Le modèle général de la QVT, à la différence d’un certain nombre de schémas organisationnels ou de théories de l’entreprise, ne s’est pas construit sur un mode scientifique unique. Comme nous l’appréhendons, elle ne constitue pas un ensemble de données fermées, un référentiel notionnel strict ou une méthodologie unique et contraignante. Au contraire, ses présupposés philosophiques et techniques se présentent comme le contraire d’un dogme, dans la mesure où une large part d’appréciation, un grand champ de manœuvre, sont laissés aux opérateurs dans la mise en œuvre de la démarche dans l’entreprise. Basée uniquement sur les deux grands objectifs indiqués plus haut (bien-être et performance), sa doctrine est inspirée du courant organiciste, des théories du changement organisationnel continu (cf. par exemple JP TOUTUT 1993, Michel FOUDRIAT 2013, Trimo RASAMOELY 2015 etc..), et pour beaucoup du constructivisme (Karl WEICK 1995, Jean-Louis LEMOIGNE 2002-2003).
La QVT se veut un accompagnement aux changements devenus nécessaires dans l’entreprise, répondant à l’ensemble des facteurs qui définissent cette nécessité particulière. On mesure ainsi la nature de l’évolution souhaitable à ce qu’on en voit de manifesté dans les actes et les actions concrètes. Et l’évolutivité du programme d’action, comme on l’a vu au chapitre précédent, permet de ne jamais être bien loin des changements sociaux qui se construisent dans les rapports au bien-être et à la performance. La QVT peut par certains côtés illustrer le principe d’HERACLITE d’Ephèse (que rappelle T. RASAMOELY dans son introduction) selon lequel « rien n’est permanent si ce n’est le changement ». Nous aimons rappeler aussi que c’est sur ce principe que se fonde toute l’approche bouddhiste de soi et du monde.  C’est ainsi que la QVT, ancrée dans le changement continu, ne peut pas « ne plus être de mode » ; bien au contraire elle peut, lors des bouleversements importants dus aux crises majeures, que ce soit au sein de l’entreprise ou au sein de la société, constituer un cadre et un socle pour la traduction dans l’organisation de travail des nouvelles exigences sociales.
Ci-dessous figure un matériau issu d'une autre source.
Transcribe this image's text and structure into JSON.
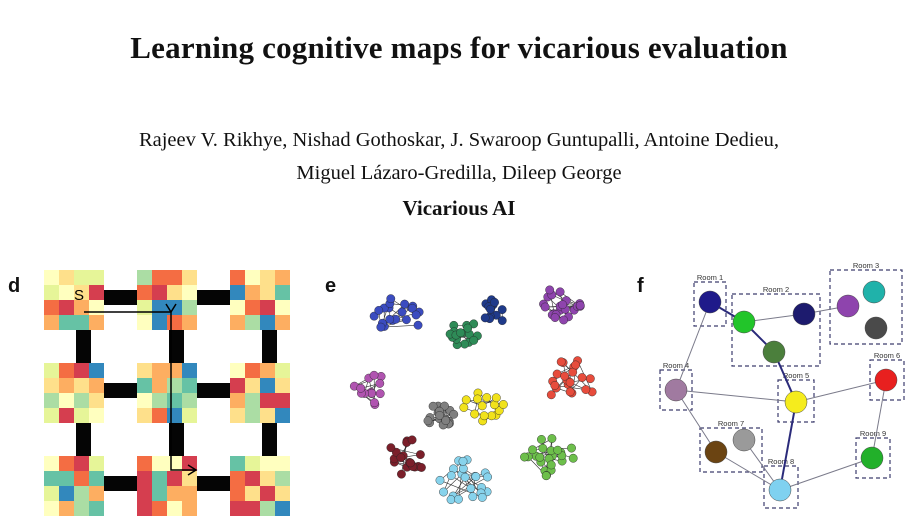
{
  "paper": {
    "title": "Learning cognitive maps for vicarious evaluation",
    "authors_line1": "Rajeev V. Rikhye, Nishad Gothoskar, J. Swaroop Guntupalli, Antoine Dedieu,",
    "authors_line2": "Miguel Lázaro-Gredilla, Dileep George",
    "affiliation": "Vicarious AI"
  },
  "panels": {
    "d": {
      "label": "d",
      "start_marker": "S",
      "room_grid": "3x3",
      "palette": [
        "#d53e4f",
        "#f46d43",
        "#fdae61",
        "#fee08b",
        "#ffffbf",
        "#e6f598",
        "#abdda4",
        "#66c2a5",
        "#3288bd"
      ]
    },
    "e": {
      "label": "e",
      "cluster_colors": [
        "#3b4cc0",
        "#2e8b57",
        "#1f3a8a",
        "#8e44ad",
        "#b054b0",
        "#e74c3c",
        "#f1e21b",
        "#7b1f2a",
        "#7f7f7f",
        "#87d3ec",
        "#6dbf4b"
      ]
    },
    "f": {
      "label": "f",
      "rooms": [
        {
          "label": "Room 1"
        },
        {
          "label": "Room 2"
        },
        {
          "label": "Room 3"
        },
        {
          "label": "Room 4"
        },
        {
          "label": "Room 5"
        },
        {
          "label": "Room 6"
        },
        {
          "label": "Room 7"
        },
        {
          "label": "Room 8"
        },
        {
          "label": "Room 9"
        }
      ],
      "node_colors": {
        "room1": [
          "#1f1a8a"
        ],
        "room2": [
          "#22c52a",
          "#1d1b6e",
          "#4b7f3c"
        ],
        "room3": [
          "#8e44ad",
          "#20b2aa",
          "#4a4a4a"
        ],
        "room4": [
          "#a07aa0"
        ],
        "room5": [
          "#f5ec1d"
        ],
        "room6": [
          "#e8201f"
        ],
        "room7": [
          "#6b4412",
          "#9a9a9a"
        ],
        "room8": [
          "#7fd1f0"
        ],
        "room9": [
          "#22b02a"
        ]
      }
    }
  }
}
Les conséquences de la crise sanitaire et sociale liée à la pandémie de 2020 vont être cruciales pour les organisations et pour les hommes. Dans le monde du travail, les impacts vont être immenses, partant des prises de conscience individuelles pour s’étendre aux collectifs de travail, des collectifs de travail pour se déployer sur les organisations. Une dynamique est engagée, que rien ne pourra éteindre, visant à définir de nouveaux rapports au travail, créer de nouveaux environnements, inventer de nouvelles pratiques,  construire de nouvelles conditions de travail.

Face à ces mouvements psychosociaux et sociaux, le pire serait que les organisations restent statiques, dans l’idée de rétablir au plus tôt les fonctionnements anciens. Bien au contraire, les organisations doivent elles-mêmes se réinventer, abandonnant les anciens réflexes et systèmes pour en créer de nouveaux, bon gré mal gré, en vertu d’un principe de « destruction créatrice » (processus simultané de disparition de l’ancien et création du nouveau, dans le secteur de l’économie) que n’aurait pas démenti Joseph SCHUMPETER (1943).

Que l’on pense pouvoir tout reprendre comme avant, ou que l’on veuille révolutionner l’avenir, un certain nombre de changements nous paraissent aujourd’hui inévitables, pour des raisons que nous expliquons ci-dessous. Il faut aux organisations de travail pouvoir déployer des réserves de résilience suffisantes pour adapter leurs structures et leurs fonctionnements sans être débordées ou prises de court par les exigences nouvelles.
Assurément, le modèle de la QVT peut fournir un cadre approprié pour contenir et transformer en potentiel créatif les nouvelles ressources dégagées par la crise, en lui donnant une dimension et une opérationnalité à la hauteur des grands enjeux sociaux à venir.